Wednesday, May 27, 2026

Is Business More Charitable than Charity?

“If I do my job right, the value to society and civilization from my for-profit companies will be much, much larger than the good that I do with my charitable giving.” - Jeff Bezos

A new opinion piece in the WSJ by Marian L. Tupy tries to calculate the value of the time saved by Amazon customers. I may quibble with some of his assumptions, but his point is that the cumulative value of the amount time of time saved by Amazon customers likely exceeds the size of Bezos's fortune. This is on top of direct savings from lower prices. Nordhaus famously estimated that entrepreneurs appropriate only 2.2% of the value of technological advances. Or Bezos likely got just a sliver of the pie that was created. Even if Nordhaus was off by a factor of ten, entrepreneur appropriability would still be less than 100%. The amount of consumer surplus enjoyed typically rises when profit is earned. No one needs to get poorer just because someone else got richer.

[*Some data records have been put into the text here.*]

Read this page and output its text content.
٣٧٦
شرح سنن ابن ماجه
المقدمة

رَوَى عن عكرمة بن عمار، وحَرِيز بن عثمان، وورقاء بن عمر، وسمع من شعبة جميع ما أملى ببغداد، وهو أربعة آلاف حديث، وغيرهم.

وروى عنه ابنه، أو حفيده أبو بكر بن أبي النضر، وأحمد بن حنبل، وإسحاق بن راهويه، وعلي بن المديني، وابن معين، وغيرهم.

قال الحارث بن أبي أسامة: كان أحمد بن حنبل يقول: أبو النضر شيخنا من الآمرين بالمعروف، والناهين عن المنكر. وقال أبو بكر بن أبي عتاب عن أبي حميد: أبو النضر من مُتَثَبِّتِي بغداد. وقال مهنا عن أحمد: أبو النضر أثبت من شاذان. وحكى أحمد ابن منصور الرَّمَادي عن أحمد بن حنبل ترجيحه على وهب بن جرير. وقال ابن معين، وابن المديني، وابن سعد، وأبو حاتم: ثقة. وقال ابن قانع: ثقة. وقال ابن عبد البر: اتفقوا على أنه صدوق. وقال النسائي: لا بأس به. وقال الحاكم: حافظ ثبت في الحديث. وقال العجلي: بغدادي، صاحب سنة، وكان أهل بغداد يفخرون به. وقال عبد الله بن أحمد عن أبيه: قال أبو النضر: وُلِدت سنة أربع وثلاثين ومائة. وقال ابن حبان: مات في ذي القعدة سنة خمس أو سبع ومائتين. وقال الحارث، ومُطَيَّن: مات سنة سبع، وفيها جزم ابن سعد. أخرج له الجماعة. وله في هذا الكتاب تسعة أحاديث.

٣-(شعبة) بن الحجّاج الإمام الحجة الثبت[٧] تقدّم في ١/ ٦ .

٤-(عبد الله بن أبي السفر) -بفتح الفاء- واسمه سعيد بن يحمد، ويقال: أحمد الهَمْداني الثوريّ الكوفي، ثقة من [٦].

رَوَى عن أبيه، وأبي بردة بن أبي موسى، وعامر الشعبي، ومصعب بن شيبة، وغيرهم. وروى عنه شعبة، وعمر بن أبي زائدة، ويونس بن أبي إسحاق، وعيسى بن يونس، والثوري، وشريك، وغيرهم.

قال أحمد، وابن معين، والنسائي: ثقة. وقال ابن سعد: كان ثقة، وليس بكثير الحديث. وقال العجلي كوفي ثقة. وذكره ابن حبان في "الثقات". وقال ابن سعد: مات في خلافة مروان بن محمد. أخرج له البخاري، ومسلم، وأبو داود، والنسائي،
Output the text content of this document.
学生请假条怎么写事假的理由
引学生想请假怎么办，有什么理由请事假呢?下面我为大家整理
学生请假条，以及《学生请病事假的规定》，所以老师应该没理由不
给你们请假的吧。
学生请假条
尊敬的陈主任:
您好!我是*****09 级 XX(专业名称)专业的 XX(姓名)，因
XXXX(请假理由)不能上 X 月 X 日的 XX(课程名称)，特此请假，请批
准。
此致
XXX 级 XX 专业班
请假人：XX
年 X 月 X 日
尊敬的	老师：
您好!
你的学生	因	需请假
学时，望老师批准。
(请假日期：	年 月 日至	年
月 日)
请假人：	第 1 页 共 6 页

I am reminded by a video clip of John Stossel interviewing Ted Turner from 1998 (I am that old). Ted Turner made his fortune creating a media conglomerate but had recently announced he would be giving away $1 billion in charity. Stossel's video makes the point that Turner could "do more good" by investing the $1 billion than giving it away. Charity divides the pie, investment grows the pie.